Now picture a parent using a family safety app with location tracking. From that parent’s perspective, CAADCA can feel refreshingly common-sense. If a child is being tracked, why should the child not receive an obvious signal? Parents may still want monitoring tools, but many also understand that secret tracking is a recipe for distrust. In that sense, some parts of the law do not feel radical at all. They feel overdue.
Then there is the startup founder who hears “age estimation” and immediately sees budget spreadsheets catching fire. Large platforms can hire outside counsel, build internal compliance programs, and run age-assurance experiments. A smaller company may hear the same requirement and think, “Great, now I need a privacy architect, a policy consultant, and maybe a support team for confused users who just wanted to buy concert tickets.” The appeal matters to this group because every line between a valid rule and an enjoined rule changes how expensive compliance becomes.

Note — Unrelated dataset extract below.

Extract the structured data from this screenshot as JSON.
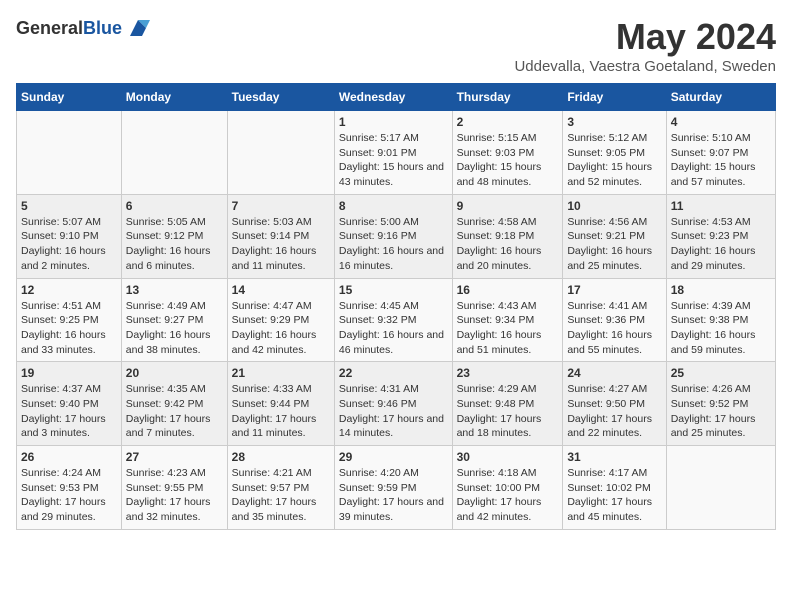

Teen users experience the issue differently. Most do not read judicial opinions, which is healthy and correct. But they do notice when privacy settings are easier to understand, when location collection is visible, when profiles are more locked down by default, or when a service suddenly asks age-related questions. Their experience of the CAADCA appeal is not theoretical. It shows up in screen design, prompts, defaults, and how much friction a platform introduces before letting them roam.

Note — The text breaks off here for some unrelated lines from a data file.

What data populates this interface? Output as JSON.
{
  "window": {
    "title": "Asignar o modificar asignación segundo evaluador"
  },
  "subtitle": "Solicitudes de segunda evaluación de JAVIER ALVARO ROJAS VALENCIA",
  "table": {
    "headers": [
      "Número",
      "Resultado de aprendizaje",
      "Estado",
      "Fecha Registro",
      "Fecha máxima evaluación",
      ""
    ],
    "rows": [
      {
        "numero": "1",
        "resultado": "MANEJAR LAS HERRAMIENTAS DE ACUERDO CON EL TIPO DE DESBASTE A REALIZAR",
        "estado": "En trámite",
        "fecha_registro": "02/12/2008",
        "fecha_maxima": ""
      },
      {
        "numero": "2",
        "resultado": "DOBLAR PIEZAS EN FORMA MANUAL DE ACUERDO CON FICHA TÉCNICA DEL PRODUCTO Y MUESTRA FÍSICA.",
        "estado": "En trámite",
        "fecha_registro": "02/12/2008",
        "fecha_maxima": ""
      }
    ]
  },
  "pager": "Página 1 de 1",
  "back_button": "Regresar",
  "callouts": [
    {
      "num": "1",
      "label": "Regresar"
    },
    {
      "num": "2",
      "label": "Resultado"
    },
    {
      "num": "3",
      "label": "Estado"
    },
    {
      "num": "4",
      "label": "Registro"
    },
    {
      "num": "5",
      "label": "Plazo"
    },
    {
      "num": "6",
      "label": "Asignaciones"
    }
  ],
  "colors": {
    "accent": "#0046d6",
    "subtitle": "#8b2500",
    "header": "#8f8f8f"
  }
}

Privacy lawyers and in-house counsel probably have the least glamorous experience of all, but it may be the most important. They are the ones translating statutory language like “best interests of children” into engineering tickets, design approvals, and risk memos. When a court says that some of that language is too vague, those teams are not surprised. They have been living inside the ambiguity for months. The appeal, from their perspective, is a lesson in how legal uncertainty can quietly shape product development long before final judgment arrives.

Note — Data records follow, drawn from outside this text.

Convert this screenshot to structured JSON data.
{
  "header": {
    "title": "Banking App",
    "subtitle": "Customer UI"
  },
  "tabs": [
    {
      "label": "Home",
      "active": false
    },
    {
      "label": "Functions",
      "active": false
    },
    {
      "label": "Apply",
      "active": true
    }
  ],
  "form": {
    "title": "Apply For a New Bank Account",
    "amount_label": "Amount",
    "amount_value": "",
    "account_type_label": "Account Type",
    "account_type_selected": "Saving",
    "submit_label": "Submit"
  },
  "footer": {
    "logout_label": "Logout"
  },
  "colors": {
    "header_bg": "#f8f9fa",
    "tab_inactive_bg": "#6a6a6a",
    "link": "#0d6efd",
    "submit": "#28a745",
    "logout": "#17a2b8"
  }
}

What ties all these experiences together is this: the CAADCA appeal is really about the architecture of everyday digital life. It is about who bears the burden of safety online. Should that burden stay mostly on children and parents, who are expected to read every setting and outsmart every manipulative interface? Or should more of the burden fall on the businesses that build the systems in the first place? California answered that question one way. The courts have been testing how far that answer can go. And the rest of the country is watching closely.
Conclusion
The California CAADCA appeal is not just another courtroom skirmish over tech policy. It is one of the most important legal battles over children’s online privacy, platform design, and constitutional limits on state regulation. California tried to move the conversation from “What content should kids see?” to “How should services be designed when kids are likely to use them?” That shift is ambitious, influential, and legally messy.
So far, the courts have said two things at once. First, states are not automatically barred from imposing child-centered privacy and design rules. Second, those rules must be drafted with much more precision than a broad statement of good intentions. That is the real lesson of the CAADCA appeal. The future of youth digital regulation will not belong to the loudest slogan. It will belong to the law that is specific enough to survive review and practical enough to work in the real world.